(Bloomberg) -- The Federal Reserve Bank of New York said it will shrink its repurchase agreement operations further starting with Friday’s overnight offering, as it continues to downsize the liquidity injections.
It announced a schedule for 14-day term repo operations for Feb. 18 through March 12. The largest will have a maximum size of $25 billion and those starting March 3 will be reduced to a maximum of $20 billion.
The bank followed a similar pattern in announcing a new term repo schedule in mid-January, when it said it would reduce the operations by $5 billion starting in February. The newly scheduled offerings will provide liquidity through March 26.
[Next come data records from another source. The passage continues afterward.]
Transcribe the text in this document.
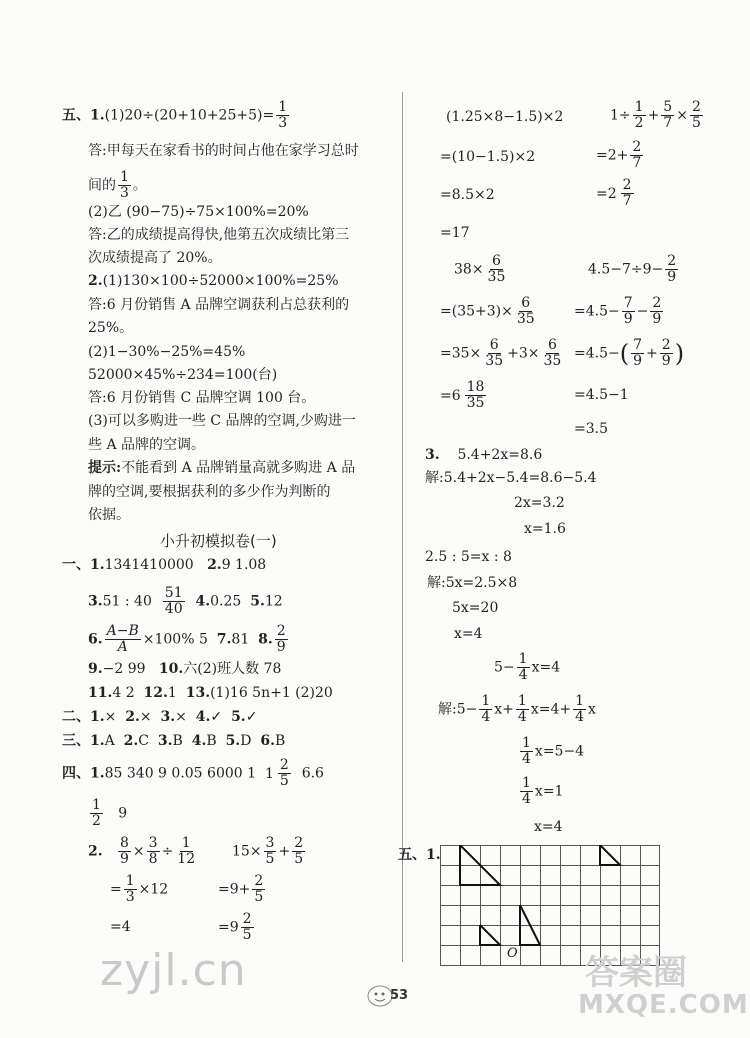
五、$1.(1)20\div(20+10+25+5)= \frac{1}{3}$
答:甲每天在家看书的时间占他在家学习总时
间的 $\frac{1}{3}$ 。
(2)乙 (90−75)÷75×100%=20%
答:乙的成绩提高得快,他第五次成绩比第三
次成绩提高了 20%。
2.(1)130×100÷52000×100%=25%
答:6 月份销售 A 品牌空调获利占总获利的
25%。
(2)1−30%−25%=45%
52000×45%÷234=100(台)
答:6 月份销售 C 品牌空调 100 台。
(3)可以多购进一些 C 品牌的空调,少购进一
些 A 品牌的空调。
提示:不能看到 A 品牌销量高就多购进 A 品
牌的空调,要根据获利的多少作为判断的
依据。
小升初模拟卷(一)
一、1.1341410000 2.9 1.08
3.51 : $40 \frac{51}{40} 4.0.25$ 5.12
6. $\frac{A-B}{A} \times 100\%$ 5 7.81 8. $\frac{2}{9}$
9.−2 99 10.六(2)班人数 78
11.4 2 12.1 13.(1)16 5n+1 (2)20
二、1.× 2.× 3.× 4.✓ 5.✓
三、1.A 2.C 3.B 4.B 5.D 6.B
四、1.85 340 9 0.05 6000 1 $1 \frac{2}{5} 6.6$
$\frac{1}{2} 9$
2. $\frac{8}{9} \times \frac{3}{8} \div \frac{1}{12} 15\times \frac{3}{5} + \frac{2}{5}$
= $\frac{1}{3} \times 12$	$=9+ \frac{2}{5}$
=4	$=9 \frac{2}{5}$
(1.25×8−1.5)×2	$1\div \frac{1}{2} + \frac{5}{7} \times \frac{2}{5}$
=(10−1.5)×2	$=2+ \frac{2}{7}$
=8.5×2	$=2 \frac{2}{7}$
=17
$38\times \frac{6}{35}$	$4.5-7\div 9- \frac{2}{9}$
$=(35+3)\times \frac{6}{35}$	$=4.5- \frac{7}{9} - \frac{2}{9}$
$=35\times \frac{6}{35} +3\times \frac{6}{35} =4.5-( \frac{7}{9} + \frac{2}{9}$ )
$=6 \frac{18}{35}$	=4.5−1
=3.5
3. 5.4+2x=8.6
解:5.4+2x−5.4=8.6−5.4
2x=3.2
x=1.6
2.5 : 5=x : 8
解:5x=2.5×8
5x=20
x=4
$5- \frac{1}{4} x=4$
解:5− $\frac{1}{4} x+ \frac{1}{4} x=4+ \frac{1}{4}$ x
$\frac{1}{4} x=5-4$
$\frac{1}{4} x=1$
x=4
五、1.
O
zyjl.cn	53
答案圈
MXQE.COM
The maximum size of the central bank’s daily overnight operations, meanwhile, will drop by $20 billion, to $100 billion. These are slated to continue until March 12, according to the New York Fed’s new schedule.
Fed Chairman Jerome Powell reiterated in congressional testimony this week that the central bank stands ready to adjust the operations as conditions warrant. Powell said last month the Fed would continue term and overnight repo operations at least through April.
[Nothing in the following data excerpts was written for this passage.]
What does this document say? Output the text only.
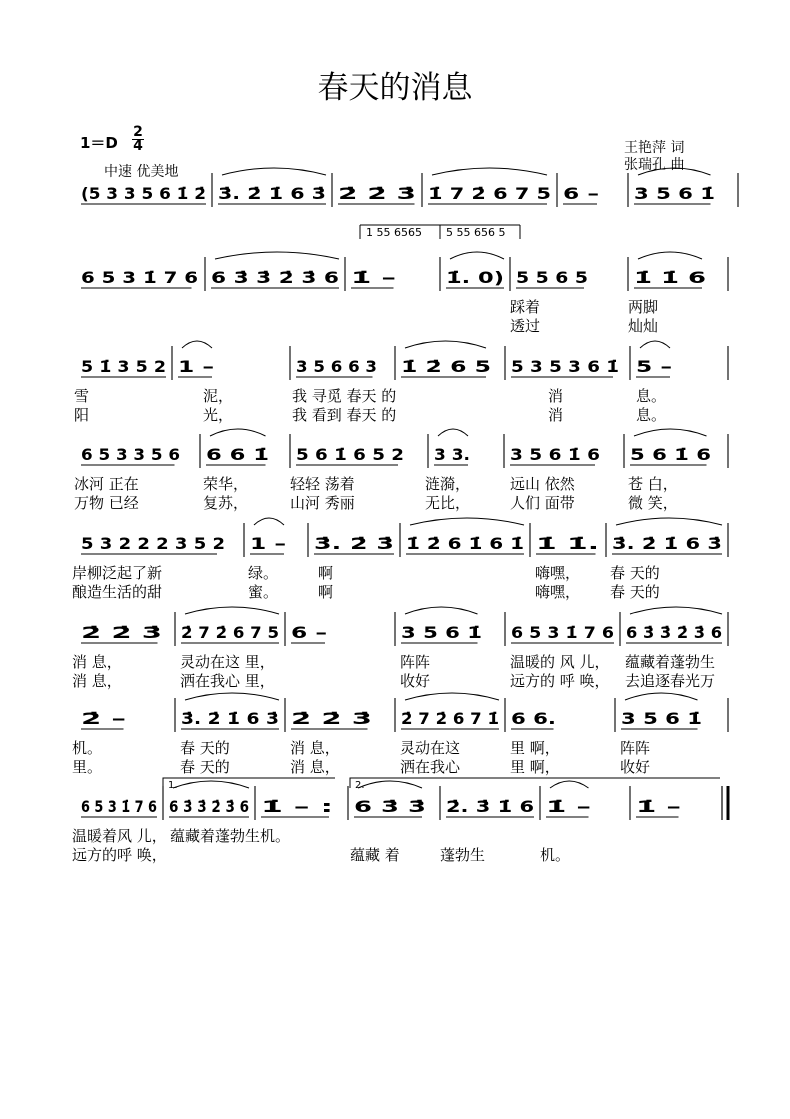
春天的消息
1＝D
2
4
中速 优美地
王艳萍 词
张瑞孔 曲
(5 3 3 5 6 1̇ 2̇ 3̇. 2̇ 1̇ 6 3̇ 2̇ 2̇ 3̇ 1̇ 7 2̇ 6 7 5 6 – 3 5 6 1̇
6 5 3 1̇ 7 6 6 3̇ 3̇ 2̇ 3̇ 6 1̇ –	1̇. 0) 5 5 6 5	1̇ 1̇ 6
踩着	两脚
透过	灿灿
1 55 6565 5 55 656 5
5 1̇ 3 5 2 1 –	3 5 6 6 3 1̇ 2̇ 6 5 5 3 5 3 6 1̇ 5 –
雪	泥，	我 寻觅 春天 的	消	息。
阳	光，	我 看到 春天 的	消	息。
6 5 3 3 5 6 6 6 1̇ 5 6 1̇ 6 5 2 3 3.	3 5 6 1̇ 6 5 6 1̇ 6
冰河 正在	荣华，	轻轻 荡着	涟漪，	远山 依然	苍 白，
万物 已经	复苏，	山河 秀丽	无比，	人们 面带	微 笑，
5 3 2 2 2 3 5 2 1 – 3̇. 2̇ 3̇ 1̇ 2̇ 6 1̇ 6 1̇ 1̇ 1̇. 3̇. 2̇ 1̇ 6 3̇
岸柳泛起了新	绿。	啊	嗨嘿， 春 天的
酿造生活的甜	蜜。	啊	嗨嘿， 春 天的
2̇ 2̇ 3̇ 2̇ 7 2̇ 6 7 5 6 –	3 5 6 1̇ 6 5 3 1̇ 7 6 6 3̇ 3̇ 2̇ 3̇ 6
消 息，	灵动在这 里，	阵阵	温暖的 风 儿， 蕴藏着蓬勃生
消 息，	洒在我心 里，	收好	远方的 呼 唤， 去追逐春光万
2̇ –	3̇. 2̇ 1̇ 6 3̇ 2̇ 2̇ 3̇ 2̇ 7 2̇ 6 7 1̇ 6 6.	3 5 6 1̇
机。	春 天的	消 息，	灵动在这	里 啊，	阵阵
里。	春 天的	消 息，	洒在我心	里 啊，	收好
6 5 3 1̇ 7 6 6 3̇ 3̇ 2̇ 3̇ 6 1̇ – : 6 3̇ 3̇ 2̇. 3̇ 1̇ 6 1̇ –	1̇ –
温暖着风 儿， 蕴藏着蓬勃生 机。
远方的呼 唤，	蕴藏 着	蓬勃生	机。
1.	2.
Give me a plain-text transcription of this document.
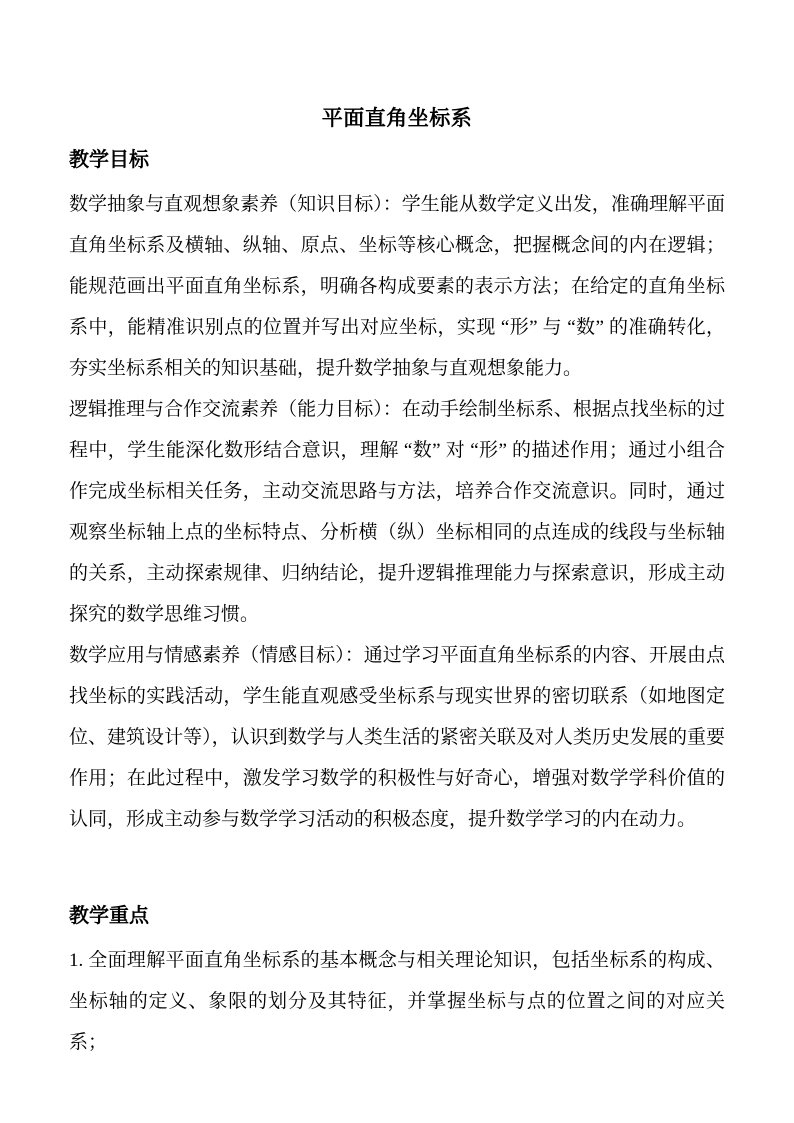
平面直角坐标系
教学目标

数学抽象与直观想象素养（知识目标）：学生能从数学定义出发，准确理解平面直角坐标系及横轴、纵轴、原点、坐标等核心概念，把握概念间的内在逻辑；能规范画出平面直角坐标系，明确各构成要素的表示方法；在给定的直角坐标系中，能精准识别点的位置并写出对应坐标，实现 “形” 与 “数” 的准确转化，夯实坐标系相关的知识基础，提升数学抽象与直观想象能力。

逻辑推理与合作交流素养（能力目标）：在动手绘制坐标系、根据点找坐标的过程中，学生能深化数形结合意识，理解 “数” 对 “形” 的描述作用；通过小组合作完成坐标相关任务，主动交流思路与方法，培养合作交流意识。同时，通过观察坐标轴上点的坐标特点、分析横（纵）坐标相同的点连成的线段与坐标轴的关系，主动探索规律、归纳结论，提升逻辑推理能力与探索意识，形成主动探究的数学思维习惯。

数学应用与情感素养（情感目标）：通过学习平面直角坐标系的内容、开展由点找坐标的实践活动，学生能直观感受坐标系与现实世界的密切联系（如地图定位、建筑设计等），认识到数学与人类生活的紧密关联及对人类历史发展的重要作用；在此过程中，激发学习数学的积极性与好奇心，增强对数学学科价值的认同，形成主动参与数学学习活动的积极态度，提升数学学习的内在动力。

教学重点

1. 全面理解平面直角坐标系的基本概念与相关理论知识，包括坐标系的构成、坐标轴的定义、象限的划分及其特征，并掌握坐标与点的位置之间的对应关系；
The Fed has been conducting repo offerings and Treasury-bill purchases in a bid to keep control of short-term interest rates and bolster bank reserves. The efforts have calmed markets since the September spike that took overnight repo rates as high as 10%, and helped quell concern about a potential cash crunch at the end of 2019.
The Fed also said Thursday that it planned to continue buying $60 billion of Treasury bills each month for reserve management.